Question

Nucleotide diversity and TajimaD from SNPs

0

Entering edit mode

4 months ago

BioD • 0

Hi all,

I have the illumina paired end reads of four chromosomes in fastq format. Using the cat command, I merged all of the fastq files into one. I used the GATK hard filtering method to extract SNPs in vcf format after mapping with bwa mem. Next, I would like to find the nucleotide diversity, TajimaD, Fixation index etc from the SNPs. For example, find the diversity between chromosomes 1 and 2, chromosomes 1 and 3, chromosomes 1 and 4. I would like to know whether this approach is correct. How do I find the above parameters from vcf files or any other methods possible?
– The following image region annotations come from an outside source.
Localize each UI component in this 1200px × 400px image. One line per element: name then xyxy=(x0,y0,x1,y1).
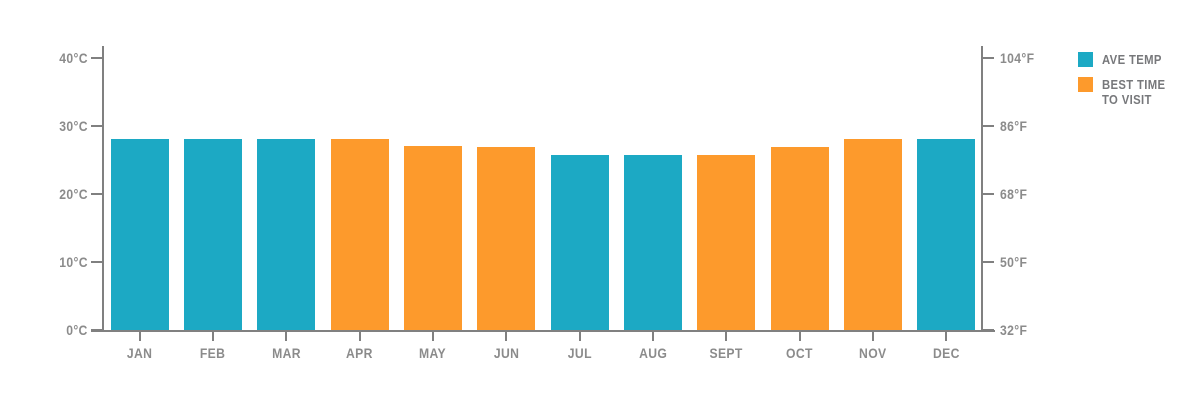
legend-swatch-best-time-icon xyxy=(1078,77,1093,92)
x-tick-label-aug: AUG xyxy=(638,345,668,361)
y-axis-left-line xyxy=(102,46,104,332)
bar-aug xyxy=(624,155,682,330)
y-axis-right-tick xyxy=(983,193,994,195)
bar-oct xyxy=(770,147,829,330)
x-tick-label-nov: NOV xyxy=(859,345,887,361)
y-axis-right-tick xyxy=(983,261,994,263)
y-tick-label-86f: 86°F xyxy=(1000,118,1028,134)
y-axis-left-tick xyxy=(91,329,102,331)
x-tick-label-oct: OCT xyxy=(786,345,814,361)
bar-sept xyxy=(697,155,756,330)
bar-apr xyxy=(330,138,389,330)
bar-jun xyxy=(477,147,536,330)
legend-label-best-time: BEST TIME TO VISIT xyxy=(1102,77,1166,107)
x-axis-tick-sept xyxy=(725,331,728,341)
x-axis-tick-nov xyxy=(872,331,874,341)
y-axis-left-tick xyxy=(91,193,102,195)
y-tick-label-32f: 32°F xyxy=(1000,322,1028,338)
legend-item-ave-temp: AVE TEMP xyxy=(1078,52,1175,67)
y-tick-label-50f: 50°F xyxy=(1000,254,1028,270)
x-tick-label-jul: JUL xyxy=(567,345,592,361)
x-axis-tick-mar xyxy=(285,331,288,341)
bar-dec xyxy=(917,138,976,330)
x-axis-tick-dec xyxy=(945,331,948,341)
legend-label-ave-temp: AVE TEMP xyxy=(1102,52,1162,67)
bar-jul xyxy=(550,155,609,330)
legend-item-best-time: BEST TIME TO VISIT xyxy=(1078,77,1175,107)
x-tick-label-jan: JAN xyxy=(126,345,153,361)
x-tick-label-sept: SEPT xyxy=(709,345,743,361)
x-axis-tick-apr xyxy=(358,331,361,341)
x-axis-tick-oct xyxy=(798,331,801,341)
y-axis-right-tick xyxy=(983,125,994,127)
x-axis-tick-jul xyxy=(578,331,581,341)
y-axis-left-tick xyxy=(91,125,102,127)
y-axis-right-line xyxy=(981,46,983,332)
x-tick-label-feb: FEB xyxy=(200,345,226,361)
bar-jan xyxy=(110,138,169,330)
x-axis-tick-may xyxy=(432,331,434,341)
bar-nov xyxy=(844,138,902,330)
y-axis-left-tick xyxy=(91,261,102,263)
x-tick-label-apr: APR xyxy=(346,345,374,361)
x-tick-label-dec: DEC xyxy=(932,345,960,361)
x-axis-tick-aug xyxy=(652,331,654,341)
x-axis-line xyxy=(91,330,995,332)
x-axis-tick-jun xyxy=(505,331,508,341)
y-axis-left-tick xyxy=(91,57,102,59)
legend: AVE TEMP BEST TIME TO VISIT xyxy=(1078,52,1175,117)
y-tick-label-0c: 0°C xyxy=(66,322,88,338)
y-axis-right-tick xyxy=(983,329,994,331)
x-axis-tick-feb xyxy=(212,331,214,341)
x-tick-label-may: MAY xyxy=(419,345,447,361)
x-axis-tick-jan xyxy=(138,331,141,341)
x-tick-label-mar: MAR xyxy=(271,345,301,361)
y-axis-right-tick xyxy=(983,57,994,59)
y-tick-label-40c: 40°C xyxy=(59,50,88,66)
legend-swatch-ave-temp-icon xyxy=(1078,52,1093,67)
bar-mar xyxy=(257,138,316,330)
y-tick-label-30c: 30°C xyxy=(59,118,88,134)
y-tick-label-104f: 104°F xyxy=(1000,50,1035,66)
y-tick-label-20c: 20°C xyxy=(59,186,88,202)
y-tick-label-68f: 68°F xyxy=(1000,186,1028,202)
bar-feb xyxy=(184,138,242,330)
y-tick-label-10c: 10°C xyxy=(59,254,88,270)
x-tick-label-jun: JUN xyxy=(493,345,520,361)
bar-may xyxy=(404,146,462,330)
GATK TajimaD vcf • 517 views

ADD COMMENT • link updated 4 months ago by Ram 44k • written 4 months ago by BioD • 0

0

Entering edit mode

This question was also asked on bioinformatics SE: https://bioinformatics.stackexchange.com/questions/22663/nucleotide-diversity-and-tajimad-from-snps

Please keep in mind that posting the same question to multiple sites can be perceived as bad etiquette, because efforts may be made to address a problem that has already been solved elsewhere in the meantime.

The helpful thing to do if you do decide to post on multiple forums is to add a link to the other forum posts on each post so people will look at the other posts before investing their effort.

ADD REPLY • link 4 months ago by Ram 44k

score 0 · Answer 1 · 2024-07-01

It's impossible to tell you if that approach is correct without background on what your research questions is. Things like data structure, including number whether there are multiple populations, are important since you say you want to calculate fixation index.

Functionally, these metrics are all pretty straightforward to calculate and there are numerous tools out there that do it. Several come up with a simple google search. I've used popgenome in R previously for all these metrics, but it's been a few years so I'm sure other tools have been developed since.